CMS policy restricting coverage to hospitals designated as COE not tied to improved outcomes
TUESDAY, Feb. 26 (HealthDay News) -- The Centers for Medicare and Medicaid Services (CMS) policy restricting coverage of bariatric surgery to hospitals designated as centers of excellence (COEs) has not been associated with an improvement in bariatric surgery outcomes, according to a study published in the Feb. 27 issue of the Journal of the American Medical Association.
To examine whether improved bariatric surgery outcomes among Medicare patients correlated with the CMS restriction of coverage of bariatric surgery to hospitals designated as COEs, Justin B. Dimick, M.D., M.P.H., from the University of Michigan in Ann Arbor, and colleagues conducted a longitudinal study involving hospital discharge data for 2004 to 2009 from 321,464 patients. Outcomes were compared for Medicare patients undergoing surgery before (6,723 patients) and after (15,854 patients) implementation of the policy in 2006.

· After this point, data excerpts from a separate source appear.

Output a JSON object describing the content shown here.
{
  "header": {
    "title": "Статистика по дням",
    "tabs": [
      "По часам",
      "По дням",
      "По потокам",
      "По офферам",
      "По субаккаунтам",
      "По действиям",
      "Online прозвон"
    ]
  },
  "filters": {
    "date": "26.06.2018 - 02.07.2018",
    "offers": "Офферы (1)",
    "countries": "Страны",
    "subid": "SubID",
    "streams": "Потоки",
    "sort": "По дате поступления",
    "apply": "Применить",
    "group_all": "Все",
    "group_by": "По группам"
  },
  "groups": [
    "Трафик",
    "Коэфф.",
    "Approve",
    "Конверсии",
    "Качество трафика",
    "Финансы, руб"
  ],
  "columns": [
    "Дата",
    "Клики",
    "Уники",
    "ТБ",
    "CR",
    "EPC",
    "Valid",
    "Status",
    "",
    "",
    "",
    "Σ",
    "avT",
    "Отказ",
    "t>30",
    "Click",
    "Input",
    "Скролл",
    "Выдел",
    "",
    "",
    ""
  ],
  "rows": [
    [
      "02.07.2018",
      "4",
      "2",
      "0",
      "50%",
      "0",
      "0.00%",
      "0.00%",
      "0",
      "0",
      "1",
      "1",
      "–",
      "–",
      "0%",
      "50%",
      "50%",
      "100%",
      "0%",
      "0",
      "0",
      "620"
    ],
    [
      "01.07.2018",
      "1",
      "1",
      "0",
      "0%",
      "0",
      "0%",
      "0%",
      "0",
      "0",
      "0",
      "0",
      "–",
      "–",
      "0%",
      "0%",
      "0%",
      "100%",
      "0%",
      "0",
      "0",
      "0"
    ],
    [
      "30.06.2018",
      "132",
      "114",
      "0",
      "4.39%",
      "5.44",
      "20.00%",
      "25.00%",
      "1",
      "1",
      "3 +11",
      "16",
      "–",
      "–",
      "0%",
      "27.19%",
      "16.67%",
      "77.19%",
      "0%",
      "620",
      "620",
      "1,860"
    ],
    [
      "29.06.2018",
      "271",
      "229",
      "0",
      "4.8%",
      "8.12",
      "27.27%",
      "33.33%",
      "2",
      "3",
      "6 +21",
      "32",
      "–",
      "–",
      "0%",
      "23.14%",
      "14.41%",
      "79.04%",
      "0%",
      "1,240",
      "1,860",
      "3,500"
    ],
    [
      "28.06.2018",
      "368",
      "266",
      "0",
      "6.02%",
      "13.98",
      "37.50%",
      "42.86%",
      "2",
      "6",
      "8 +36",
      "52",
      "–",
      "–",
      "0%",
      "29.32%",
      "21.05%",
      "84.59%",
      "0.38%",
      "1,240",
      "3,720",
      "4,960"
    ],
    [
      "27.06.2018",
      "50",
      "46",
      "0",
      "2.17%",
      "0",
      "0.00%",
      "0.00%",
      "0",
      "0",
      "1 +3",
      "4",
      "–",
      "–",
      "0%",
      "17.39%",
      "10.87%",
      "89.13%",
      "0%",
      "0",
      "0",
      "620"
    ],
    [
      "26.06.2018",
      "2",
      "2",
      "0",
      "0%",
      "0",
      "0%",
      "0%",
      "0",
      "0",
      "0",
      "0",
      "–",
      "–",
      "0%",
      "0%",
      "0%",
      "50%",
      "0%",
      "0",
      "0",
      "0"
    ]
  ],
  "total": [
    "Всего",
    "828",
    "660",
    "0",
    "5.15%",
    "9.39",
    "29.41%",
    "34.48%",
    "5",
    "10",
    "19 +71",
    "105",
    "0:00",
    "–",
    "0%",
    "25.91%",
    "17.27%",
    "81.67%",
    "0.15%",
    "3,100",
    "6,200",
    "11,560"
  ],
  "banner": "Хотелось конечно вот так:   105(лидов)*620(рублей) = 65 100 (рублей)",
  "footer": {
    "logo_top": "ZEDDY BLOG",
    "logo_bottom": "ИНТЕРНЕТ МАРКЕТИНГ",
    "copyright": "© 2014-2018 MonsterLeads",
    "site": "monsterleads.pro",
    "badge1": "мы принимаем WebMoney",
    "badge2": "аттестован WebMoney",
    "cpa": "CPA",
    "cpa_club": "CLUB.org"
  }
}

The researchers found that bariatric surgery outcomes improved in Medicare and non-Medicare patients, and the improvement started before the CMS coverage decision. There were no significant improvements in outcome after versus before implementation of the CMS coverage decision for any complication, serious complications, or reoperation, after adjustment for patient factors, changes in procedure type, and preexisting time trends toward improved outcomes. There was no significant difference in any complications, serious complications, or reoperation, in a direct assessment comparing hospitals designated as COEs and those not designated as COEs.
"Combined with prior studies showing no association of COE designation and outcomes, these results suggest that Medicare should reconsider this policy," the authors write.
Two authors disclosed financial ties to ArborMetrix.